Well, it is simply a Docker image and a test definition that you run on the ECS service. So this is pretty much saying that anything that can run on ECS can run on batch. And this is going to be very helpful to use batch to run these batch jobs.
And because it automatically scales the right number of ECS2 instances or Spot Instances, to do these jobs, then you get lots of cost optimizations and you focus a lot less on the infrastructure, you just focus on your batch jobs.
Simplified Example
So for example, say we wanted to process images submitted by users into Amazon S3 in a batch way. So image will be put into Amazon S3, and this will trigger a batch job.
And so batch will automatically have an ECS cluster made of EC2 instances, or Spot Instances and batch would make sure that you have the right amount of instances to accommodate the load of batch jobs you have in the batch queue. And then these instances will be running your Docker images that will be doing your job. And then maybe that job will be to insert the processed object. Maybe it’s a filter on top of the image into another Amazon S3 buckets.
Batch vs Lambda
So the question you may have is what is the difference between batch and Lambda because they look similar?
So Lambda has a time limit, it’s 15 minutes, and you only get access to a few programming languages. On top of it, you have limited temporary disk space if you want to run your jobs, and it’s going to be serverless, whereas batch is very different. So batch has no time limit, because it relies on EC2 instances. It’s any runtime that you want as long as you package it as a Docker image.

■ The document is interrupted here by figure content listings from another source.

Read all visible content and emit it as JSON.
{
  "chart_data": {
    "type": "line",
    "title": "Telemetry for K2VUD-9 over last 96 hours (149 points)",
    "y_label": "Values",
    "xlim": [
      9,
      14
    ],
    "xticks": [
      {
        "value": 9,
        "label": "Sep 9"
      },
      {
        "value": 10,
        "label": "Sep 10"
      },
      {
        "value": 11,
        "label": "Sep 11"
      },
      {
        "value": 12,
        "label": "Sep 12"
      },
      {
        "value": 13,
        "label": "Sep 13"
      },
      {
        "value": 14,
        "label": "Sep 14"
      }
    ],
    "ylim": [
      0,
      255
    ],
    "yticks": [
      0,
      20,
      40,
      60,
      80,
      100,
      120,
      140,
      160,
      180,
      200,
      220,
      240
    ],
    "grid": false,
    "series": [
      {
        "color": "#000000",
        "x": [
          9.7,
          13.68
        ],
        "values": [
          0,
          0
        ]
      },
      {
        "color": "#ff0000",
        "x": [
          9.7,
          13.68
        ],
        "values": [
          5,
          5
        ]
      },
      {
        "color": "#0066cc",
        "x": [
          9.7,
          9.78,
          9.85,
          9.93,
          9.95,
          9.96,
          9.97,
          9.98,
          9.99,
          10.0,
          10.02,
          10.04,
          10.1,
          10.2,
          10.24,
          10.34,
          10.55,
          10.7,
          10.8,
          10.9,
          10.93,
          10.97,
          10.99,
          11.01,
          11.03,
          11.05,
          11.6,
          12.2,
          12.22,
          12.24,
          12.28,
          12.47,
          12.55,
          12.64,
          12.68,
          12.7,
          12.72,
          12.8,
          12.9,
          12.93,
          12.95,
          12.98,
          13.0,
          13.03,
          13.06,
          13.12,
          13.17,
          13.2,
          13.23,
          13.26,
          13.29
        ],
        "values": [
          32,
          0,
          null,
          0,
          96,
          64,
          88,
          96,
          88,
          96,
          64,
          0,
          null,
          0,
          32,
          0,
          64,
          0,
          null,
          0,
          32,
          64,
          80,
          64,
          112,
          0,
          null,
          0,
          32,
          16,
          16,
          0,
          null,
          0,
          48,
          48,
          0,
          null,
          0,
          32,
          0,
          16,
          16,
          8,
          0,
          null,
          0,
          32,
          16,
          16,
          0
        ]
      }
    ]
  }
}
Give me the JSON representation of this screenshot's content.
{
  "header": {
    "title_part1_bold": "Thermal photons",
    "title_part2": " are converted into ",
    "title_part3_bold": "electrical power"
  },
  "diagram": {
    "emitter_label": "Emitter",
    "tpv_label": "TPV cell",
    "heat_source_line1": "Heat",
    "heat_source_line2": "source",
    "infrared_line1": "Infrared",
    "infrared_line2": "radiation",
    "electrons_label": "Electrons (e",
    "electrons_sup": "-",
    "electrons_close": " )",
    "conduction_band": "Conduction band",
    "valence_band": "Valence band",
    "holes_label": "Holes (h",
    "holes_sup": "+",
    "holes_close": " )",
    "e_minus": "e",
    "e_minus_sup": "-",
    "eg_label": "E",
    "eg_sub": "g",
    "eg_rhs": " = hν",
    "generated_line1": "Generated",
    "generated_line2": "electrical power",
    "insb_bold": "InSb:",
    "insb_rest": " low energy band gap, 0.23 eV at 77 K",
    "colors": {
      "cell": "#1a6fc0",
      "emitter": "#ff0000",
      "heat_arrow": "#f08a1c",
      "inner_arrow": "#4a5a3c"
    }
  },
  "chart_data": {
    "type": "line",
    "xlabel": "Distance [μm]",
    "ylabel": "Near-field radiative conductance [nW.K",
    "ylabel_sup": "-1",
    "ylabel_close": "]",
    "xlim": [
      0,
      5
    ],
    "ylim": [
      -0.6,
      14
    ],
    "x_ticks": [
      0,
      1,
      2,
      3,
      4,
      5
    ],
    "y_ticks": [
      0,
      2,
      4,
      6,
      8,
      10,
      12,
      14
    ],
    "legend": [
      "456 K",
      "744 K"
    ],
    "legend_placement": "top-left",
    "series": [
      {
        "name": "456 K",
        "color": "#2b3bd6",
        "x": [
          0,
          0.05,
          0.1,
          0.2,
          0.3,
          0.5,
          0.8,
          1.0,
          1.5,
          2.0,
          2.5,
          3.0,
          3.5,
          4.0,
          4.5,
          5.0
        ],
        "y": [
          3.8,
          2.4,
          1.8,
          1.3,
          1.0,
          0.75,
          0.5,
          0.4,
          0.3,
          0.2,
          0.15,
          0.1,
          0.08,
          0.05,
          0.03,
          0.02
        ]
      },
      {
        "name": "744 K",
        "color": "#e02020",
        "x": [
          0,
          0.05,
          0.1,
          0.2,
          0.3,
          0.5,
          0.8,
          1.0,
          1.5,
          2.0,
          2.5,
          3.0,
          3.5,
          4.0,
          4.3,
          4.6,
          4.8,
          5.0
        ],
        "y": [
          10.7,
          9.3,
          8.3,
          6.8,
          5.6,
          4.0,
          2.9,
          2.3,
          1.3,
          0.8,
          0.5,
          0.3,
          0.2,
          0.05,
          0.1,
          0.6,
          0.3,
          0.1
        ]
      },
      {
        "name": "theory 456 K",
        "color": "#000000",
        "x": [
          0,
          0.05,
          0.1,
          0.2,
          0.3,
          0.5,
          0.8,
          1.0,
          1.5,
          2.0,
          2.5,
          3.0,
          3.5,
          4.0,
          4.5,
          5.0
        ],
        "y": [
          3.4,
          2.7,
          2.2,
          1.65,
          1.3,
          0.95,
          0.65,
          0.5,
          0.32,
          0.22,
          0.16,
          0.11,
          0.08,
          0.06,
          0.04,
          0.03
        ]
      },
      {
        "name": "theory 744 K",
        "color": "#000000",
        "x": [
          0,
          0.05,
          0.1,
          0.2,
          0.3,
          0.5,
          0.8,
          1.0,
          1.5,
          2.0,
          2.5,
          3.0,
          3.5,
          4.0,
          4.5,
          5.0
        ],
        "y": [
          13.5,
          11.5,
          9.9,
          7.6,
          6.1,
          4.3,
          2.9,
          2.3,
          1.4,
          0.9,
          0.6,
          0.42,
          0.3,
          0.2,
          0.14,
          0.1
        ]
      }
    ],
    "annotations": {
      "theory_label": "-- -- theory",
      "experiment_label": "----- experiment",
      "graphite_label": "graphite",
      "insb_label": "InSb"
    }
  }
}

And for storage, you rely on the storage that comes with an EC2 instance. So it could be an EBS volume, or an EC2 instance store for disk space, which can be a lot more than for Lambda functions. And then finally, batch is not a serverless service.
It’s a managed service, but it relies on actual EC2 instances being created. But these EC2 instances are managed by AWS so we don’t have to worry about the auto scaling and so on.